Prabhat — April 4, 2019
Crossdressing can actually save this world.....the truth kept hidden...though Early age desires like this can be a warning....
If a cycle is going to fall at one side...bend handle in same side...
All males in this world have XY genetics...i.e...half male Y and half female X...we supress it to act as an Alfa male....this leads to a perpetual frustration ...which accumulates as your hidden unclean wishes....
Think of your body is made up of two rooms X and Y...and you live in just one room Y...you do not go into other locked one X or clean it...
If you clean room X...you will discover a completeness in you...your consciousness will rize...you will open up your Dimensions.
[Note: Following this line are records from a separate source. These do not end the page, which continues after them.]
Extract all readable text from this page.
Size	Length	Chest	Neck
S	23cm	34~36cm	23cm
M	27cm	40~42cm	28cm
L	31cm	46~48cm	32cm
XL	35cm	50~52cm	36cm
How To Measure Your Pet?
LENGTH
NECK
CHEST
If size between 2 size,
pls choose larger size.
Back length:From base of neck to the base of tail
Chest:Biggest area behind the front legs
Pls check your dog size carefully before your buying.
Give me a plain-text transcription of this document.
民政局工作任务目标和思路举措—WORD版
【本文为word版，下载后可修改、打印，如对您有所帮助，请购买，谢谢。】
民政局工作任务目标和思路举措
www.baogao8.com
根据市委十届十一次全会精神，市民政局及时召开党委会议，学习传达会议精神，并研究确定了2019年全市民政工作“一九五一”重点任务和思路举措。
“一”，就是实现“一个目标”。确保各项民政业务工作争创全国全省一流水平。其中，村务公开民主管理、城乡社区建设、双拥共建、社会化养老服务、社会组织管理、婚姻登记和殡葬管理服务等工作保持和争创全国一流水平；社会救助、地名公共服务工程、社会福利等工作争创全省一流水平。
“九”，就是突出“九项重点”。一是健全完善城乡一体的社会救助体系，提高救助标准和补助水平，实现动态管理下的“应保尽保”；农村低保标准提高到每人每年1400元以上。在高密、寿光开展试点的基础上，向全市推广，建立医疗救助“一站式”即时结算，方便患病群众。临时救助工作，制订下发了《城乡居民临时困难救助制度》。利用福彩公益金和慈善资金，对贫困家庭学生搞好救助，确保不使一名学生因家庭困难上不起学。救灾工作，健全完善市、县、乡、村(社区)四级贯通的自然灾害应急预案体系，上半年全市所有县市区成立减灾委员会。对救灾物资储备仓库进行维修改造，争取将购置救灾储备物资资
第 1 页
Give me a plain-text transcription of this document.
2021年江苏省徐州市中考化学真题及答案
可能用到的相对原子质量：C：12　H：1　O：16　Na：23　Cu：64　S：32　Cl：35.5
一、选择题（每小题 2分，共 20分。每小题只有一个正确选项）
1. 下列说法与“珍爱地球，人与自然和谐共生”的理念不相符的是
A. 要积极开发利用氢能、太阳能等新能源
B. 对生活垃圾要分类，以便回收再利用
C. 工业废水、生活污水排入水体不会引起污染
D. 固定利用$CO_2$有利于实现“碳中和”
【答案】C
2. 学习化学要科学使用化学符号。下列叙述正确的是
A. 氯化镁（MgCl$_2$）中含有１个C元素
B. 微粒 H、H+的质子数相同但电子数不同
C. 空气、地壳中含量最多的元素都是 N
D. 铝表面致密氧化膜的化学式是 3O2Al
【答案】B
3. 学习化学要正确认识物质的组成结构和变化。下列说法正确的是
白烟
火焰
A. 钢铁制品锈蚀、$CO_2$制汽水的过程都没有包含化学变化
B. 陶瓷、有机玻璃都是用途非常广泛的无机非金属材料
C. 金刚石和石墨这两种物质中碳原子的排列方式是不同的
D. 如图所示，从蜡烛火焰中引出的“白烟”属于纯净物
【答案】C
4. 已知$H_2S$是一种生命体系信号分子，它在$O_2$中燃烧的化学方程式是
Buddhism suggests you should be close to plants and trees and then meditate.
In India it was called ADHYATMA in ancient times. Shiva is ArdhaNarishwar.
Another point is "As above so below".
Gospel of Thomas. Verse 22. Jesus said to them, "When you make the two into one, and when you make the inner like the outer and the outer like the inner, and the upper like the lower, and when you make male and female into a single one, so that the male will not be male nor the female be female, when you make eyes in place of an eye, a hand in place of a hand, a foot in place of a foot, an image in place of an image, then you will enter [the kingdom]."
Deuteronomy 22:5 a man is not to wear that which pertains to a woman (...means you should always buy new dress and should not wear any 2nd hand dress or, worn by women Earlier).
Note: A women do not have Y genetics ...they will never understand your Crossdressing behavious...so ...never disclose to any women.
However, there is a limit to this crossdressing...strictly stop SRS...we all have two tongues...as above so below...jingle bells...Star of David
..thanks, Prabhat
Joe Ewell — November 6, 2022
This is now 2022, the transgender movement is now being directly confronted by Radical Republican Evangelical Christians. Ignored by these RREC's are not only the modern transgender movements but also the ancient and medieval crossdressers. Attempting to rewrite history to their own ends, these RREC's are trying to cancel both the history and existence of LGBTQIA+ individuals. "Cancel Culture" is the way of the Republican Party in the Post-Trump Republican Party.